As noted, the BAP affirmed the bankruptcy court, applying clear error review on issues of fact, de novo review on issues of law, and an abuse of discretion standard for the bankruptcy court’s denial of the members’ motion for a new trial.
The Court observed that the parties and the bankruptcy court looked to the substantive law of Nebraska for the elements of equitable estoppel, and the Court followed suit without further discussion. Although it probably was not outcome determinative in this instance, the parties likely could have referenced federal law principles of equitable estoppel instead of state law, because the issue first arose on a motion to compel plan performance under section 1142. See, e.g., In re Wertz, 557 B.R. 695, 705 (Bankr. E.D. Ark. 2016) (“When a claim of equitable estoppel is made with respect to a federal statute, federal law principles of equitable estoppel apply.”). In any event, the Court held that the bankruptcy court’s factual findings were adequately supported by the evidence as to each element of equitable estoppel, and that the bankruptcy court did not abuse its discretion in denying a new trial.
The BAP characterized the members as having repeatedly and consistently represented that the Debtor owned the property at issue. The outcome of the appeal, therefore, is not surprising. But, the BAP did make a noteworthy observation in response to the members’ argument that the lender did not exercise sufficient diligence to permit the lender to rely on the doctrine of equitable estoppel. In particular, the members argued that a “search of public records . . . would have shown that titled vehicles listed in the Debtor’s schedules were not titled in the Debtor’s name.” The BAP agreed with the bankruptcy court that the lender was under no obligation to take additional steps to verify the accuracy of the Debtor’s schedules before relying on them.

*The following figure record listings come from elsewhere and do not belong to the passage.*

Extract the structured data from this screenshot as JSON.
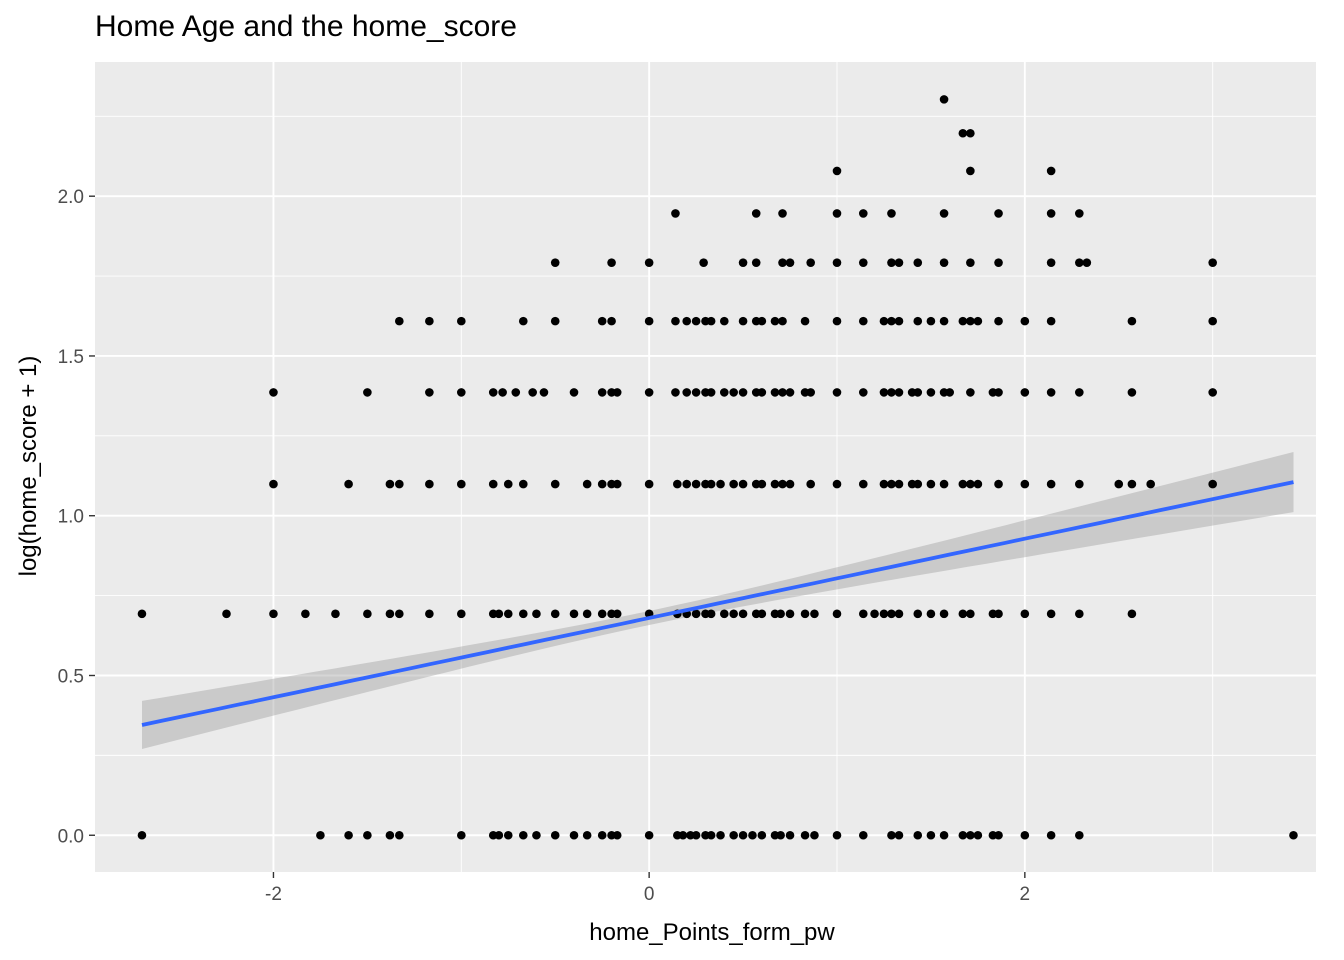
{
  "chart_data": {
    "type": "scatter",
    "title": "Home Age and the home_score",
    "xlabel": "home_Points_form_pw",
    "ylabel": "log(home_score + 1)",
    "xlim": [
      -2.95,
      3.55
    ],
    "ylim": [
      -0.115,
      2.42
    ],
    "x_ticks": [
      -2,
      0,
      2
    ],
    "x_tick_labels": [
      "-2",
      "0",
      "2"
    ],
    "y_ticks": [
      0,
      0.5,
      1,
      1.5,
      2
    ],
    "y_tick_labels": [
      "0.0",
      "0.5",
      "1.0",
      "1.5",
      "2.0"
    ],
    "grid": true,
    "colors": {
      "panel_background": "#ebebeb",
      "grid_line": "#ffffff",
      "points": "#000000",
      "fit_line": "#3366ff",
      "confidence_band": "#999999"
    },
    "points": [
      {
        "y": 0,
        "x": [
          -2.7,
          -1.75,
          -1.6,
          -1.5,
          -1.38,
          -1.33,
          -1,
          -0.83,
          -0.8,
          -0.75,
          -0.67,
          -0.6,
          -0.5,
          -0.4,
          -0.33,
          -0.25,
          -0.2,
          -0.17,
          0,
          0.15,
          0.18,
          0.22,
          0.25,
          0.3,
          0.33,
          0.38,
          0.45,
          0.5,
          0.55,
          0.6,
          0.67,
          0.7,
          0.75,
          0.83,
          0.88,
          1,
          1.14,
          1.29,
          1.33,
          1.43,
          1.5,
          1.57,
          1.67,
          1.71,
          1.75,
          1.83,
          1.86,
          2,
          2.14,
          2.29,
          3.43
        ]
      },
      {
        "y": 0.693,
        "x": [
          -2.7,
          -2.25,
          -2,
          -1.83,
          -1.67,
          -1.5,
          -1.38,
          -1.33,
          -1.17,
          -1,
          -0.83,
          -0.8,
          -0.75,
          -0.67,
          -0.6,
          -0.5,
          -0.4,
          -0.33,
          -0.25,
          -0.2,
          -0.17,
          0,
          0.15,
          0.2,
          0.25,
          0.3,
          0.33,
          0.4,
          0.45,
          0.5,
          0.57,
          0.6,
          0.67,
          0.7,
          0.75,
          0.83,
          0.88,
          1,
          1.14,
          1.2,
          1.25,
          1.29,
          1.33,
          1.43,
          1.5,
          1.57,
          1.67,
          1.71,
          1.83,
          1.86,
          2,
          2.14,
          2.29,
          2.57
        ]
      },
      {
        "y": 1.099,
        "x": [
          -2,
          -1.6,
          -1.38,
          -1.33,
          -1.17,
          -1,
          -0.83,
          -0.75,
          -0.67,
          -0.5,
          -0.33,
          -0.25,
          -0.2,
          -0.17,
          0,
          0.15,
          0.2,
          0.25,
          0.3,
          0.33,
          0.38,
          0.45,
          0.5,
          0.57,
          0.6,
          0.67,
          0.71,
          0.75,
          0.86,
          1,
          1.14,
          1.25,
          1.29,
          1.33,
          1.4,
          1.43,
          1.5,
          1.57,
          1.67,
          1.71,
          1.75,
          1.86,
          2,
          2.14,
          2.29,
          2.5,
          2.57,
          2.67,
          3
        ]
      },
      {
        "y": 1.386,
        "x": [
          -2,
          -1.5,
          -1.17,
          -1,
          -0.83,
          -0.78,
          -0.71,
          -0.62,
          -0.56,
          -0.4,
          -0.25,
          -0.2,
          -0.17,
          0,
          0.14,
          0.2,
          0.25,
          0.3,
          0.33,
          0.4,
          0.45,
          0.5,
          0.57,
          0.6,
          0.67,
          0.71,
          0.75,
          0.83,
          0.86,
          1,
          1.14,
          1.25,
          1.29,
          1.33,
          1.4,
          1.43,
          1.5,
          1.57,
          1.6,
          1.71,
          1.83,
          1.86,
          2,
          2.14,
          2.29,
          2.57,
          3
        ]
      },
      {
        "y": 1.609,
        "x": [
          -1.33,
          -1.17,
          -1,
          -0.67,
          -0.5,
          -0.25,
          -0.2,
          0,
          0.14,
          0.2,
          0.25,
          0.3,
          0.33,
          0.4,
          0.5,
          0.57,
          0.6,
          0.67,
          0.71,
          0.83,
          1,
          1.14,
          1.25,
          1.29,
          1.33,
          1.43,
          1.5,
          1.57,
          1.67,
          1.71,
          1.75,
          1.86,
          2,
          2.14,
          2.57,
          3
        ]
      },
      {
        "y": 1.792,
        "x": [
          -0.5,
          -0.2,
          0,
          0.29,
          0.5,
          0.57,
          0.71,
          0.75,
          0.86,
          1,
          1.14,
          1.29,
          1.33,
          1.43,
          1.57,
          1.71,
          1.86,
          2.14,
          2.29,
          2.33,
          3
        ]
      },
      {
        "y": 1.946,
        "x": [
          0.14,
          0.57,
          0.71,
          1,
          1.14,
          1.29,
          1.57,
          1.86,
          2.14,
          2.29
        ]
      },
      {
        "y": 2.079,
        "x": [
          1,
          1.71,
          2.14
        ]
      },
      {
        "y": 2.197,
        "x": [
          1.67,
          1.71
        ]
      },
      {
        "y": 2.303,
        "x": [
          1.57
        ]
      }
    ],
    "fit": {
      "method": "lm",
      "x_range": [
        -2.7,
        3.43
      ],
      "intercept": 0.68,
      "slope": 0.124,
      "se_at_x0": 0.022,
      "se_at_x_ends": 0.094
    }
  }
}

In fact, the BAP agreed that the lender “was entitled to rely as a matter of law . . . on the listing of machinery and equipment on the Debtor’s schedules . . . as the machinery and equipment to be sold under the Plan.” This observation should be some comfort to lenders relying on debtors’ sworn representations in reaching consensual resolutions.
This blog post was drafted by Ryan Hardy, an attorney in the Spencer Fane LLP St. Louis, MO office. For more information, visit spencerfane.com.
 Only one of the members signed the operating reports and schedules. But, at least with respect to the operating reports, the record showed that the other member actually prepared same. Thus, the case does not present an issue where one member of an LLC was deemed estopped from asserting rights due to misrepresentations by another member in which she played no role.